In MemoriamOctober 2023A Tribute to Jim Harithas
Davidson Gigliotti
Word count: 257
Paragraphs: 4
I’ll never forget him. I had some good times with him, and I also got to witness some of the more crazy aspects of his personality, like when he dumped all the rotting blood from The Blood Show out the door of the Reese Palley Gallery on Prince Street, stinking up the block for days. I got to see him in rage and in unstoppable laughter. He let me do this crazy project of mine of pasting dotted lines all around the Everson. He let me do a lot of things. He even encouraged me. When we were in Dallas together celebrating the life of Andy Mann, he knew every good Mexican restaurant in the city. We ate good that weekend.

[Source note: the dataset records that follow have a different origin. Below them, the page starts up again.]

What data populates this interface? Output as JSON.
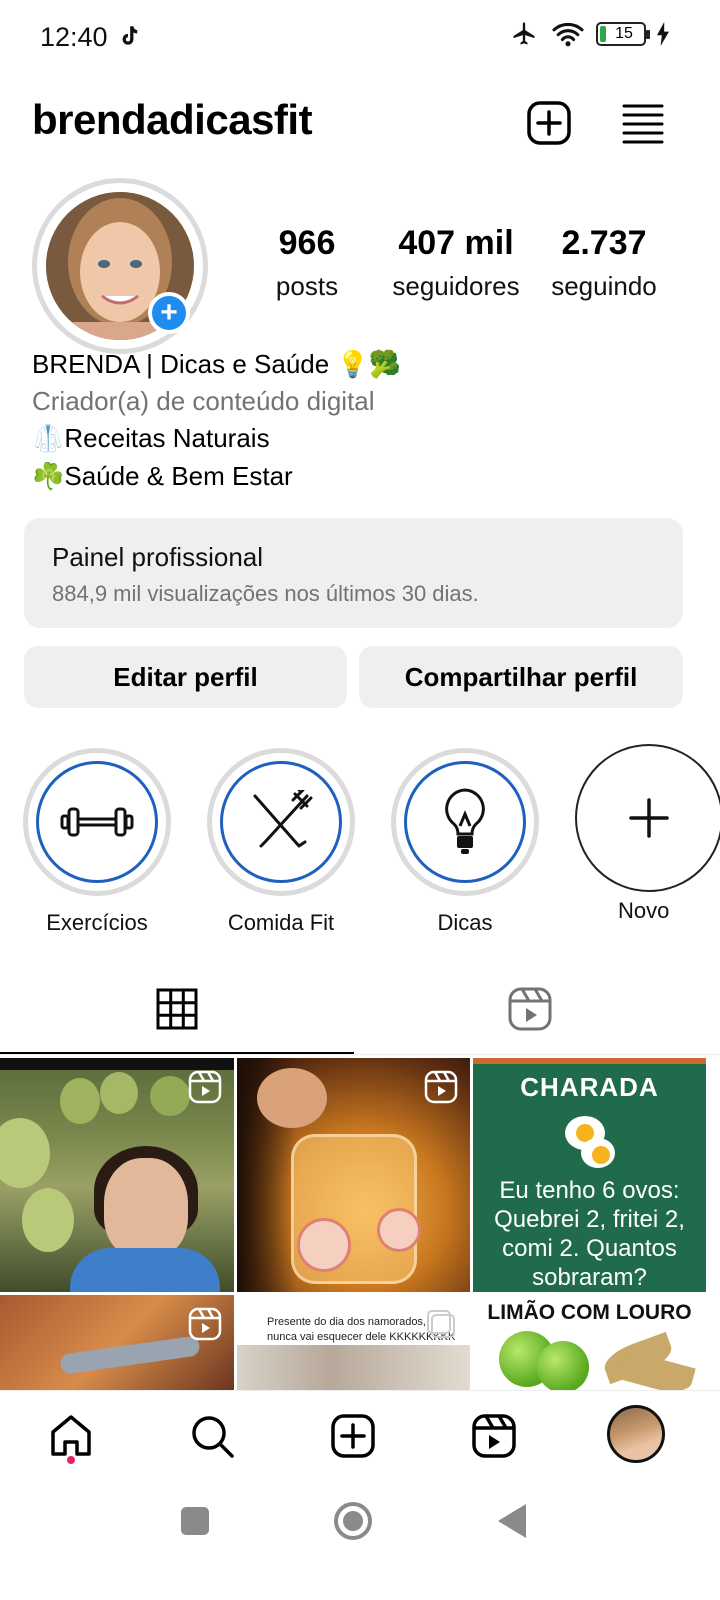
{
  "status_bar": {
    "time": "12:40",
    "battery": "15",
    "icons": [
      "tiktok-icon",
      "airplane-icon",
      "wifi-icon",
      "battery-icon",
      "charging-icon"
    ]
  },
  "header": {
    "username": "brendadicasfit",
    "icons": [
      "new-post-icon",
      "menu-icon"
    ]
  },
  "profile": {
    "stats": [
      {
        "value": "966",
        "label": "posts"
      },
      {
        "value": "407 mil",
        "label": "seguidores"
      },
      {
        "value": "2.737",
        "label": "seguindo"
      }
    ],
    "bio": {
      "name": "BRENDA | Dicas e Saúde 💡🥦",
      "category": "Criador(a) de conteúdo digital",
      "line1": "🥼Receitas Naturais",
      "line2": "☘️Saúde & Bem Estar"
    }
  },
  "dashboard": {
    "title": "Painel profissional",
    "subtitle": "884,9 mil visualizações nos últimos 30 dias."
  },
  "buttons": {
    "edit": "Editar perfil",
    "share": "Compartilhar perfil"
  },
  "highlights": [
    {
      "label": "Exercícios",
      "icon": "dumbbell-icon"
    },
    {
      "label": "Comida Fit",
      "icon": "fork-knife-icon"
    },
    {
      "label": "Dicas",
      "icon": "lightbulb-icon"
    },
    {
      "label": "Novo",
      "icon": "plus-icon"
    }
  ],
  "tabs": [
    "grid-icon",
    "reels-icon"
  ],
  "grid": {
    "post3_title": "CHARADA",
    "post3_text": "Eu tenho 6 ovos: Quebrei 2, fritei 2, comi 2. Quantos sobraram?",
    "post5_text": "Presente do dia dos namorados, ele nunca vai esquecer dele KKKKKKKKK",
    "post6_title": "LIMÃO COM LOURO"
  },
  "bottom_nav": [
    "home-icon",
    "search-icon",
    "create-icon",
    "reels-icon",
    "profile-avatar"
  ],
  "colors": {
    "accent": "#1f8cf0",
    "highlight_ring": "#1f5fbf",
    "button_bg": "#efefef",
    "notification_dot": "#e0245e"
  }
}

There are all kinds of museum directors; it’s horses for courses. You have a building project, there are directors for that; fund-raising, there’s one for that, too. Whatever you can think of, there is a director for that. But Jim was an artist’s director. The artists came first with him. He was not, probably, a Board of Directors centered director. Years later I was invited to direct a small museum, a job for which I was totally unqualified. I tried to channel that aspect of Jim, working for the artists.
Artists tend to forget the people who made video art possible; Jim Harithas, Russell Connor, Howard Wise, to name a few that come readily to mind. Great people, all of them. Lest we forget.